As an education researcher he has secured over $1.5 million dollars in funding, including over $400,000 as a Principal Investigator; most notably receiving a very competitive international medical education grant from the US National Board of Medical Examiners, Edward J. Stemmler Medical Education Fund in 2017. He has published 62 papers in peer reviewed journals and authored 5 books chapters.
He credits much of his research success to working with many of our Department’s faculty and residents. His research interests generally centre around two healthcare education areas: educational technologies and program evaluation.
The study of electronic communication and instructional techniques for health professions education is expanding at an ever increasing rate. With the advent of COVID-19 continued exploration of technologies and their implications for health professions education is more imperative than ever. Much of his recent funding has been for educational opportunities afforded through healthcare technologies such as electronic consultations (eConsults) and patient engagement technologies such as the Canadian Practice Integration Network (CPIN).
In a current study, Dr. Archibald is working with a number of the Department’s faculty to explore how CPIN may be used to assist family medicine residents learn how to better communicate with their patients. Learners, healthcare providers, and patients will test and refine this new practice-patient learning system. This study is a crucial first step in developing a national practice tool to improve the teaching and learning of communication skills and incorporate patient perspectives in the development of communication competency for the next generation of family physicians.

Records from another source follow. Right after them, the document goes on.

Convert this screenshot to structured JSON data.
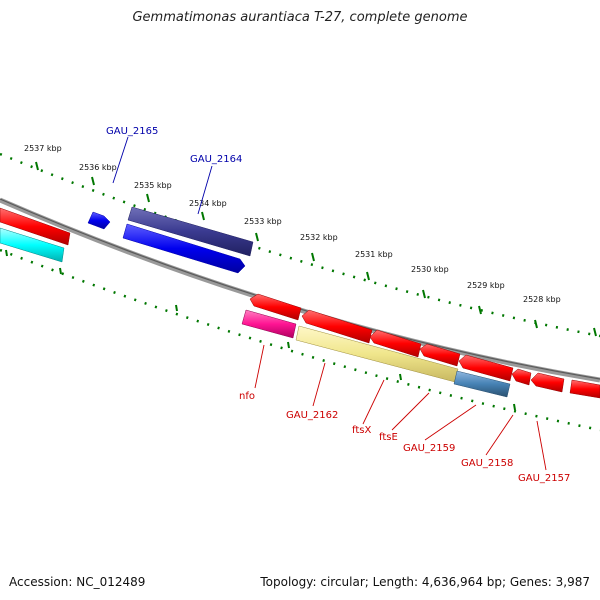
{
  "header": {
    "title": "Gemmatimonas aurantiaca T-27, complete genome"
  },
  "footer": {
    "accession": "Accession: NC_012489",
    "topology": "Topology: circular; Length: 4,636,964 bp; Genes: 3,987"
  },
  "ticks": [
    "2537 kbp",
    "2536 kbp",
    "2535 kbp",
    "2534 kbp",
    "2533 kbp",
    "2532 kbp",
    "2531 kbp",
    "2530 kbp",
    "2529 kbp",
    "2528 kbp"
  ],
  "genes_top": [
    "GAU_2165",
    "GAU_2164"
  ],
  "genes_bottom": [
    "nfo",
    "GAU_2162",
    "ftsX",
    "ftsE",
    "GAU_2159",
    "GAU_2158",
    "GAU_2157"
  ],
  "colors": {
    "forward_red": "#ff0000",
    "blue": "#0000ee",
    "dark_blue": "#3a3a90",
    "cyan": "#00ffff",
    "magenta": "#ff1493",
    "khaki": "#f0e68c",
    "steel_blue": "#4682b4",
    "backbone": "#808080",
    "tick_green": "#007700"
  }
}
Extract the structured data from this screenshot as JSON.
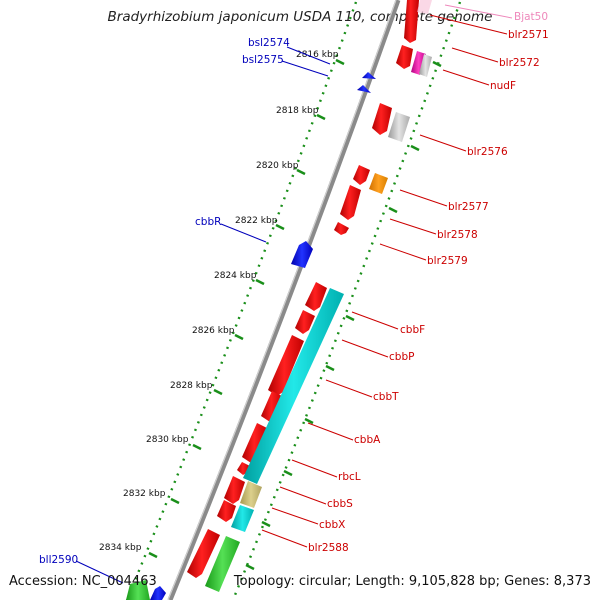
{
  "title": "Bradyrhizobium japonicum USDA 110, complete genome",
  "footer": {
    "accession": "Accession: NC_004463",
    "info": "Topology: circular; Length: 9,105,828 bp; Genes: 8,373"
  },
  "colors": {
    "backbone": "#8a8a8a",
    "tick": "#1a8f1a",
    "forward_label": "#cc0000",
    "reverse_label": "#0000bb",
    "rna_label": "#ee88bb"
  },
  "kbp_ticks": [
    "2816 kbp",
    "2818 kbp",
    "2820 kbp",
    "2822 kbp",
    "2824 kbp",
    "2826 kbp",
    "2828 kbp",
    "2830 kbp",
    "2832 kbp",
    "2834 kbp"
  ],
  "gene_labels": {
    "bjat50": "Bjat50",
    "blr2571": "blr2571",
    "bsl2574": "bsl2574",
    "bsl2575": "bsl2575",
    "blr2572": "blr2572",
    "nudF": "nudF",
    "blr2576": "blr2576",
    "blr2577": "blr2577",
    "cbbR": "cbbR",
    "blr2578": "blr2578",
    "blr2579": "blr2579",
    "cbbF": "cbbF",
    "cbbP": "cbbP",
    "cbbT": "cbbT",
    "cbbA": "cbbA",
    "rbcL": "rbcL",
    "cbbS": "cbbS",
    "cbbX": "cbbX",
    "blr2588": "blr2588",
    "bll2590": "bll2590"
  }
}
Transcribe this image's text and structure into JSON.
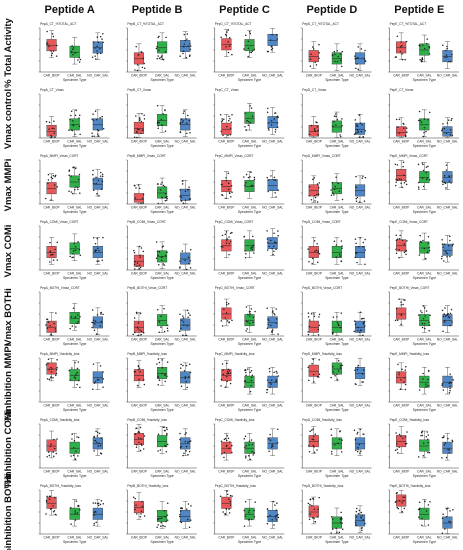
{
  "columns": [
    "Peptide A",
    "Peptide B",
    "Peptide C",
    "Peptide D",
    "Peptide E"
  ],
  "rows": [
    "% Total Activity",
    "Vmax control",
    "Vmax MMPi",
    "Vmax COMi",
    "Vmax BOTHi",
    "%inhibition MMPi",
    "%inhibition COMi",
    "%inhibition BOTHi"
  ],
  "x_axis_title": "Specimen Type",
  "group_labels": [
    "CAR_BIOP",
    "CAR_SAL",
    "NO_CAR_SAL"
  ],
  "group_colors": [
    "#e8585a",
    "#2fae4a",
    "#4f86c6"
  ],
  "panel_titles": [
    [
      "PepA_CT_%TOTAL_ACT",
      "PepB_CT_%TOTAL_ACT",
      "PepC_CT_%TOTAL_ACT",
      "PepD_CT_%TOTAL_ACT",
      "PepE_CT_%TOTAL_ACT"
    ],
    [
      "PepA_CT_Vmax",
      "PepB_CT_Vmax",
      "PepC_CT_Vmax",
      "PepD_CT_Vmax",
      "PepE_CT_Vmax"
    ],
    [
      "PepA_MMPi_Vmax_CORT",
      "PepB_MMPi_Vmax_CORT",
      "PepC_MMPi_Vmax_CORT",
      "PepD_MMPi_Vmax_CORT",
      "PepE_MMPi_Vmax_CORT"
    ],
    [
      "PepA_COMi_Vmax_CORT",
      "PepB_COMi_Vmax_CORT",
      "PepC_COMi_Vmax_CORT",
      "PepD_COMi_Vmax_CORT",
      "PepE_COMi_Vmax_CORT"
    ],
    [
      "PepA_BOTHi_Vmax_CORT",
      "PepB_BOTHi_Vmax_CORT",
      "PepC_BOTHi_Vmax_CORT",
      "PepD_BOTHi_Vmax_CORT",
      "PepE_BOTHi_Vmax_CORT"
    ],
    [
      "PepA_MMPi_%activity_loss",
      "PepB_MMPi_%activity_loss",
      "PepC_MMPi_%activity_loss",
      "PepD_MMPi_%activity_loss",
      "PepE_MMPi_%activity_loss"
    ],
    [
      "PepA_COMi_%activity_loss",
      "PepB_COMi_%activity_loss",
      "PepC_COMi_%activity_loss",
      "PepD_COMi_%activity_loss",
      "PepE_COMi_%activity_loss"
    ],
    [
      "PepA_BOTHi_%activity_loss",
      "PepB_BOTHi_%activity_loss",
      "PepC_BOTHi_%activity_loss",
      "PepD_BOTHi_%activity_loss",
      "PepE_BOTHi_%activity_loss"
    ]
  ],
  "chart_data": {
    "type": "boxplot-grid",
    "x_categories": [
      "CAR_BIOP",
      "CAR_SAL",
      "NO_CAR_SAL"
    ],
    "xlabel": "Specimen Type",
    "panels": [
      [
        [
          0.6,
          0.45,
          0.55
        ],
        [
          0.3,
          0.55,
          0.58
        ],
        [
          0.62,
          0.6,
          0.72
        ],
        [
          0.35,
          0.3,
          0.3
        ],
        [
          0.55,
          0.5,
          0.35
        ]
      ],
      [
        [
          0.15,
          0.3,
          0.3
        ],
        [
          0.22,
          0.4,
          0.3
        ],
        [
          0.2,
          0.45,
          0.35
        ],
        [
          0.15,
          0.25,
          0.2
        ],
        [
          0.12,
          0.3,
          0.12
        ]
      ],
      [
        [
          0.35,
          0.5,
          0.45
        ],
        [
          0.1,
          0.25,
          0.2
        ],
        [
          0.4,
          0.4,
          0.42
        ],
        [
          0.3,
          0.35,
          0.3
        ],
        [
          0.65,
          0.6,
          0.6
        ]
      ],
      [
        [
          0.4,
          0.48,
          0.4
        ],
        [
          0.2,
          0.3,
          0.25
        ],
        [
          0.55,
          0.55,
          0.6
        ],
        [
          0.4,
          0.4,
          0.4
        ],
        [
          0.55,
          0.5,
          0.45
        ]
      ],
      [
        [
          0.2,
          0.4,
          0.3
        ],
        [
          0.2,
          0.35,
          0.25
        ],
        [
          0.5,
          0.35,
          0.3
        ],
        [
          0.2,
          0.2,
          0.2
        ],
        [
          0.5,
          0.35,
          0.35
        ]
      ],
      [
        [
          0.75,
          0.6,
          0.55
        ],
        [
          0.6,
          0.65,
          0.55
        ],
        [
          0.6,
          0.45,
          0.45
        ],
        [
          0.7,
          0.75,
          0.65
        ],
        [
          0.55,
          0.45,
          0.45
        ]
      ],
      [
        [
          0.5,
          0.45,
          0.55
        ],
        [
          0.65,
          0.6,
          0.55
        ],
        [
          0.45,
          0.45,
          0.55
        ],
        [
          0.6,
          0.55,
          0.55
        ],
        [
          0.6,
          0.5,
          0.45
        ]
      ],
      [
        [
          0.7,
          0.45,
          0.45
        ],
        [
          0.6,
          0.4,
          0.4
        ],
        [
          0.7,
          0.45,
          0.4
        ],
        [
          0.5,
          0.25,
          0.3
        ],
        [
          0.75,
          0.45,
          0.25
        ]
      ]
    ]
  }
}
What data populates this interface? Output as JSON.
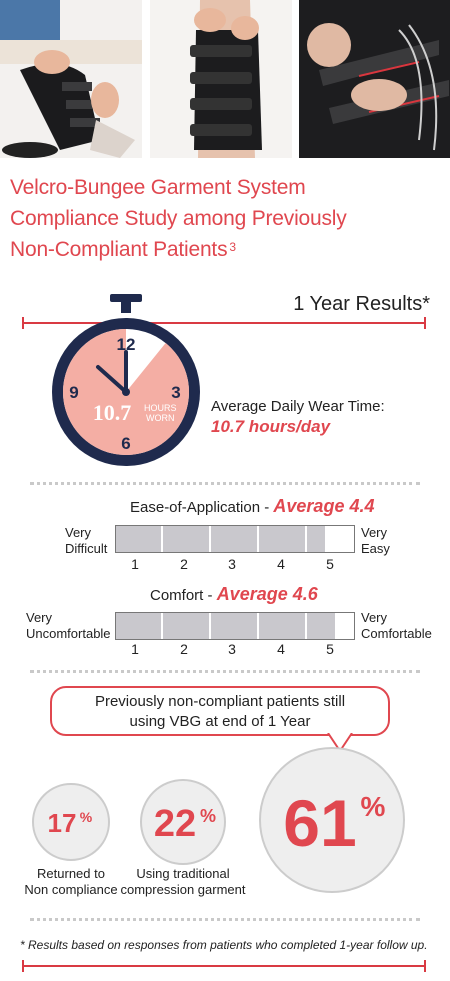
{
  "title": {
    "line1": "Velcro-Bungee Garment System",
    "line2": "Compliance Study among Previously",
    "line3": "Non-Compliant Patients",
    "superscript": "3"
  },
  "results_header": "1 Year Results*",
  "stopwatch": {
    "numbers": {
      "n12": "12",
      "n3": "3",
      "n6": "6",
      "n9": "9"
    },
    "value": "10.7",
    "unit_line1": "HOURS",
    "unit_line2": "WORN",
    "hours_value": 10.7
  },
  "wear_time": {
    "label": "Average Daily Wear Time:",
    "value": "10.7 hours/day"
  },
  "ease": {
    "title": "Ease-of-Application - ",
    "average": "Average 4.4",
    "value": 4.4,
    "left_label": [
      "Very",
      "Difficult"
    ],
    "right_label": [
      "Very",
      "Easy"
    ],
    "ticks": [
      "1",
      "2",
      "3",
      "4",
      "5"
    ]
  },
  "comfort": {
    "title": "Comfort - ",
    "average": "Average 4.6",
    "value": 4.6,
    "left_label": [
      "Very",
      "Uncomfortable"
    ],
    "right_label": [
      "Very",
      "Comfortable"
    ],
    "ticks": [
      "1",
      "2",
      "3",
      "4",
      "5"
    ]
  },
  "bubble": {
    "line1": "Previously non-compliant patients still",
    "line2": "using VBG at end of 1 Year"
  },
  "stats": {
    "returned": {
      "value": "17",
      "pct": "%",
      "label1": "Returned to",
      "label2": "Non compliance"
    },
    "traditional": {
      "value": "22",
      "pct": "%",
      "label1": "Using traditional",
      "label2": "compression garment"
    },
    "vbg": {
      "value": "61",
      "pct": "%"
    }
  },
  "footnote": "* Results based on responses from patients who completed 1-year follow up.",
  "colors": {
    "accent": "#e0474f",
    "navy": "#1f2a4d",
    "pink": "#f4aea4",
    "bar_fill": "#c9c8cd",
    "circle": "#eeeeee"
  },
  "photos": [
    {
      "icon": "photo-seated-leg-wrap"
    },
    {
      "icon": "photo-leg-wrap-standing"
    },
    {
      "icon": "photo-strap-closeup"
    }
  ]
}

All new and existing initiatives in healthcare education should be evaluated. Much of Doug’s scholarly work has been evaluating programs and innovations, and designing and implementing evaluation instruments. His 2014 article, the “Validation of the Interprofessional Collaborative Competency Attainment Survey (ICCAS)” has been cited by 109 peer-reviewed research papers. Currently, at least 89 known clinical education programs and PhD theses worldwide are using the ICCAS instrument; it has been translated and is in the process of being validated in numerous contexts and languages including French, Norwegian, Portuguese and Spanish. The ICCAS is housed on the National Center for Interprofessional Practice and Education website. In a Google Analytics report (April 1, 2016-July 6, 2020), the ICCAS has 7917 page views from 50 countries.